COLUMN: A Cautionary Tale

What exactly are the 'Planet Aid' boxes?

Another point of controversy is Planet Aid’s relationship to questionable parent organizations, e.g. Humana People to People (not to be confused with Humana, Inc., the healthcare organization), and to alleged Danish international cult leader Amdi Petersen. Quite a large dossier has been collected on Mr. Petersen at least since 2002 when the Danish government charged Petersen and his associates with fraud and money laundering. Petersen became a fugitive, but, he and his associates were finally acquitted.

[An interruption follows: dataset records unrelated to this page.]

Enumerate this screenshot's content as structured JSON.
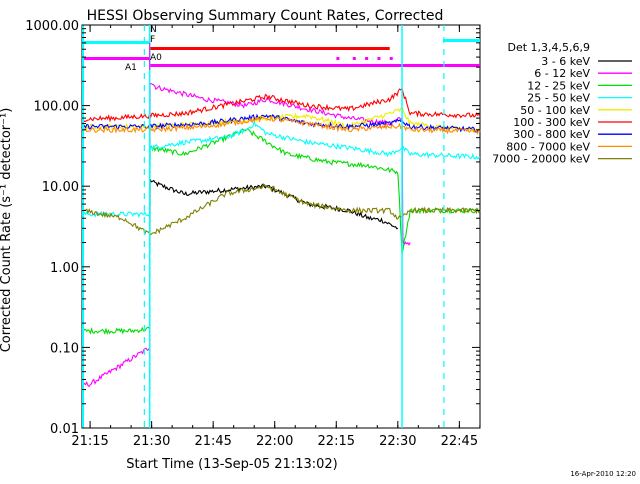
{
  "chart_data": {
    "type": "line",
    "title": "HESSI Observing Summary Count Rates, Corrected",
    "xlabel": "Start Time (13-Sep-05 21:13:02)",
    "ylabel": "Corrected Count Rate (s⁻¹ detector⁻¹)",
    "y_scale": "log",
    "ylim": [
      0.01,
      1000
    ],
    "xlim_minutes_after_21:13:02": [
      0,
      97
    ],
    "x_ticks": [
      "21:15",
      "21:30",
      "21:45",
      "22:00",
      "22:15",
      "22:30",
      "22:45"
    ],
    "y_ticks": [
      "0.01",
      "0.10",
      "1.00",
      "10.00",
      "100.00",
      "1000.00"
    ],
    "grid": false,
    "legend_title": "Det 1,3,4,5,6,9",
    "legend_position": "right",
    "timestamp": "16-Apr-2010 12:20",
    "series": [
      {
        "name": "3 - 6 keV",
        "color": "#000000",
        "x": [
          16.5,
          16.6,
          17.5,
          25,
          35,
          45,
          55,
          65,
          70,
          73,
          77
        ],
        "y": [
          0.03,
          12,
          11,
          8,
          9,
          10,
          6,
          5,
          4,
          3.8,
          3
        ]
      },
      {
        "name": "6 - 12 keV",
        "color": "#ff00ff",
        "x": [
          0,
          2,
          16.5,
          16.6,
          18,
          30,
          40,
          45,
          55,
          65,
          75,
          78,
          78.2,
          80
        ],
        "y": [
          0.035,
          0.035,
          0.1,
          200,
          170,
          120,
          100,
          120,
          90,
          70,
          60,
          70,
          2,
          2
        ]
      },
      {
        "name": "12 - 25 keV",
        "color": "#00dd00",
        "x": [
          0,
          12,
          16.5,
          16.6,
          25,
          40,
          50,
          60,
          70,
          77,
          78,
          80,
          97
        ],
        "y": [
          0.16,
          0.16,
          0.17,
          30,
          25,
          50,
          25,
          20,
          18,
          15,
          1.5,
          5,
          5
        ]
      },
      {
        "name": "25 - 50 keV",
        "color": "#00ffff",
        "x": [
          0,
          16.5,
          16.6,
          25,
          35,
          40,
          42,
          45,
          55,
          65,
          75,
          78,
          80,
          97
        ],
        "y": [
          4.5,
          4.5,
          30,
          35,
          40,
          50,
          60,
          45,
          35,
          30,
          25,
          30,
          25,
          23
        ]
      },
      {
        "name": "50 - 100 keV",
        "color": "#eeee00",
        "x": [
          0,
          16.5,
          30,
          45,
          55,
          65,
          75,
          78,
          80,
          97
        ],
        "y": [
          55,
          55,
          60,
          70,
          75,
          55,
          80,
          90,
          60,
          48
        ]
      },
      {
        "name": "100 - 300 keV",
        "color": "#ff0000",
        "x": [
          0,
          8,
          16.5,
          25,
          45,
          55,
          65,
          75,
          78,
          80,
          97
        ],
        "y": [
          68,
          70,
          75,
          80,
          130,
          100,
          90,
          120,
          160,
          80,
          75
        ]
      },
      {
        "name": "300 - 800 keV",
        "color": "#0000ff",
        "x": [
          0,
          16.5,
          30,
          45,
          55,
          65,
          75,
          78,
          80,
          97
        ],
        "y": [
          55,
          55,
          60,
          75,
          60,
          55,
          60,
          65,
          55,
          50
        ]
      },
      {
        "name": "800 - 7000 keV",
        "color": "#ff8c00",
        "x": [
          0,
          16.5,
          30,
          45,
          55,
          65,
          75,
          78,
          80,
          97
        ],
        "y": [
          50,
          50,
          55,
          70,
          60,
          50,
          55,
          55,
          50,
          48
        ]
      },
      {
        "name": "7000 - 20000 keV",
        "color": "#808000",
        "x": [
          0,
          10,
          16.5,
          25,
          35,
          45,
          55,
          65,
          75,
          77,
          78,
          80,
          97
        ],
        "y": [
          5,
          4,
          2.5,
          4,
          8,
          10,
          6,
          5,
          5,
          4,
          4,
          5,
          5
        ]
      }
    ],
    "annotations": {
      "N_label": "N",
      "F_label": "F",
      "A0_label": "A0",
      "A1_label": "A1"
    }
  }
}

However, as of August 2013, new charges have been raised against Petersen and his organization named TVIND, for questionable financial transaction with China.

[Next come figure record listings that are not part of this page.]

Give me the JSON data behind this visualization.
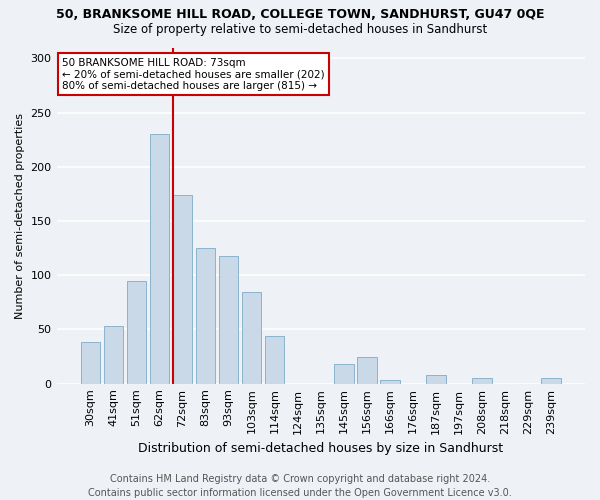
{
  "title1": "50, BRANKSOME HILL ROAD, COLLEGE TOWN, SANDHURST, GU47 0QE",
  "title2": "Size of property relative to semi-detached houses in Sandhurst",
  "xlabel": "Distribution of semi-detached houses by size in Sandhurst",
  "ylabel": "Number of semi-detached properties",
  "categories": [
    "30sqm",
    "41sqm",
    "51sqm",
    "62sqm",
    "72sqm",
    "83sqm",
    "93sqm",
    "103sqm",
    "114sqm",
    "124sqm",
    "135sqm",
    "145sqm",
    "156sqm",
    "166sqm",
    "176sqm",
    "187sqm",
    "197sqm",
    "208sqm",
    "218sqm",
    "229sqm",
    "239sqm"
  ],
  "values": [
    38,
    53,
    95,
    230,
    174,
    125,
    118,
    85,
    44,
    0,
    0,
    18,
    25,
    3,
    0,
    8,
    0,
    5,
    0,
    0,
    5
  ],
  "bar_color": "#c9d9e8",
  "bar_edge_color": "#8ab4cc",
  "vline_index": 4,
  "annotation_text": "50 BRANKSOME HILL ROAD: 73sqm\n← 20% of semi-detached houses are smaller (202)\n80% of semi-detached houses are larger (815) →",
  "annotation_box_color": "#ffffff",
  "annotation_box_edge": "#cc0000",
  "vline_color": "#cc0000",
  "footer": "Contains HM Land Registry data © Crown copyright and database right 2024.\nContains public sector information licensed under the Open Government Licence v3.0.",
  "ylim": [
    0,
    310
  ],
  "background_color": "#eef2f7",
  "grid_color": "#ffffff",
  "title1_fontsize": 9,
  "title2_fontsize": 8.5,
  "xlabel_fontsize": 9,
  "ylabel_fontsize": 8,
  "tick_fontsize": 8,
  "footer_fontsize": 7,
  "annot_fontsize": 7.5
}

Planet Aid renounces rumors of its connection with TVIND, claiming that fewer than two percent of Planet Aid members are also members of TVIND.

For over a decade now, Planet Aid has operated under a shadow of controversy, but has managed to survive as a legitimate nonprofit 501(3)c organization. Their filings, which are public documents, reveal that in 2011 Planet Aid took in $37,297,986 and donated 9,858,693, or 26 percent, to projects and organizations overseas. The bulk of the funds, about 73 percent, went to overhead.

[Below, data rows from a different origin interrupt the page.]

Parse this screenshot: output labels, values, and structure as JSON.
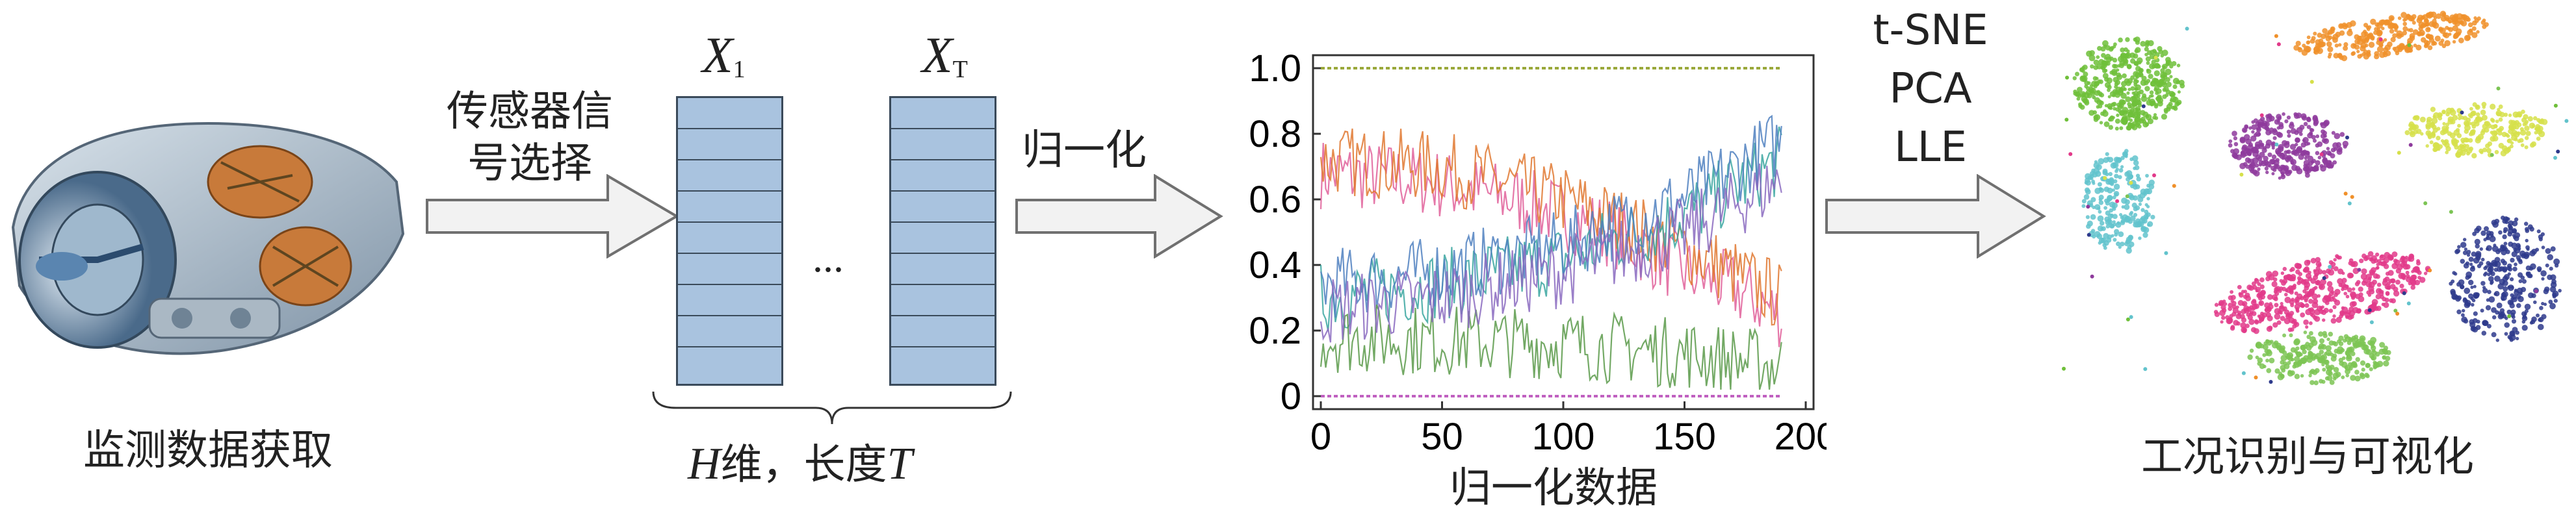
{
  "steps": {
    "acquire_label": "监测数据获取",
    "sensor_select_line1": "传感器信",
    "sensor_select_line2": "号选择",
    "matrix_first_var": "X",
    "matrix_first_sub": "1",
    "matrix_last_var": "X",
    "matrix_last_sub": "T",
    "ellipsis": "...",
    "matrix_dim_var": "H",
    "matrix_dim_mid": "维，长度",
    "matrix_dim_len": "T",
    "normalize_label": "归一化",
    "reduction_methods": [
      "t-SNE",
      "PCA",
      "LLE"
    ],
    "final_label": "工况识别与可视化"
  },
  "chart_data": {
    "type": "line",
    "xlabel": "归一化数据",
    "ylabel": "",
    "title": "",
    "xlim": [
      0,
      190
    ],
    "ylim": [
      0,
      1.0
    ],
    "xticks": [
      "0",
      "50",
      "100",
      "150",
      "200"
    ],
    "yticks": [
      "0",
      "0.2",
      "0.4",
      "0.6",
      "0.8",
      "1.0"
    ],
    "series": [
      {
        "color": "#9aa83a",
        "values": [
          [
            0,
            1.0
          ],
          [
            190,
            1.0
          ]
        ]
      },
      {
        "color": "#c060c0",
        "values": [
          [
            0,
            0.0
          ],
          [
            190,
            0.0
          ]
        ]
      },
      {
        "color": "#e0609a",
        "values": [
          [
            0,
            0.68
          ],
          [
            40,
            0.66
          ],
          [
            80,
            0.6
          ],
          [
            120,
            0.5
          ],
          [
            150,
            0.38
          ],
          [
            170,
            0.33
          ],
          [
            190,
            0.25
          ]
        ]
      },
      {
        "color": "#e07830",
        "values": [
          [
            0,
            0.72
          ],
          [
            50,
            0.7
          ],
          [
            100,
            0.6
          ],
          [
            150,
            0.45
          ],
          [
            190,
            0.3
          ]
        ]
      },
      {
        "color": "#3aa6a0",
        "values": [
          [
            0,
            0.3
          ],
          [
            50,
            0.34
          ],
          [
            100,
            0.42
          ],
          [
            150,
            0.55
          ],
          [
            190,
            0.72
          ]
        ]
      },
      {
        "color": "#4f80c0",
        "values": [
          [
            0,
            0.34
          ],
          [
            50,
            0.38
          ],
          [
            100,
            0.46
          ],
          [
            150,
            0.6
          ],
          [
            190,
            0.78
          ]
        ]
      },
      {
        "color": "#5a9a4a",
        "values": [
          [
            0,
            0.18
          ],
          [
            50,
            0.17
          ],
          [
            100,
            0.16
          ],
          [
            150,
            0.13
          ],
          [
            190,
            0.09
          ]
        ]
      },
      {
        "color": "#8a6ac0",
        "values": [
          [
            0,
            0.26
          ],
          [
            50,
            0.3
          ],
          [
            100,
            0.38
          ],
          [
            150,
            0.5
          ],
          [
            190,
            0.66
          ]
        ]
      }
    ]
  },
  "clusters": [
    {
      "color": "#6fbf3a"
    },
    {
      "color": "#f0902a"
    },
    {
      "color": "#62c3cc"
    },
    {
      "color": "#8e3a9c"
    },
    {
      "color": "#d6e04a"
    },
    {
      "color": "#e23a8a"
    },
    {
      "color": "#2e3a8c"
    },
    {
      "color": "#7cc454"
    }
  ]
}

Certainly the businesses, schools and churches who host Planet Aid collection share none of Planet Aids criticisms. Donors to the boxes cite the convenience, and preference to throwing items away. Others, once informed of the nature of Planet Aid’s activities feel misled and deceived about the use of the donated items.

The information for this story is gleaned from secondary sources, namely news organizations who have reported on Planet Aid, TVIND, and Amdi Peterson. Only the filed 501 (3)(c) financial report is a primary source. The take away from this “Cautionary Tale” is just that, caution.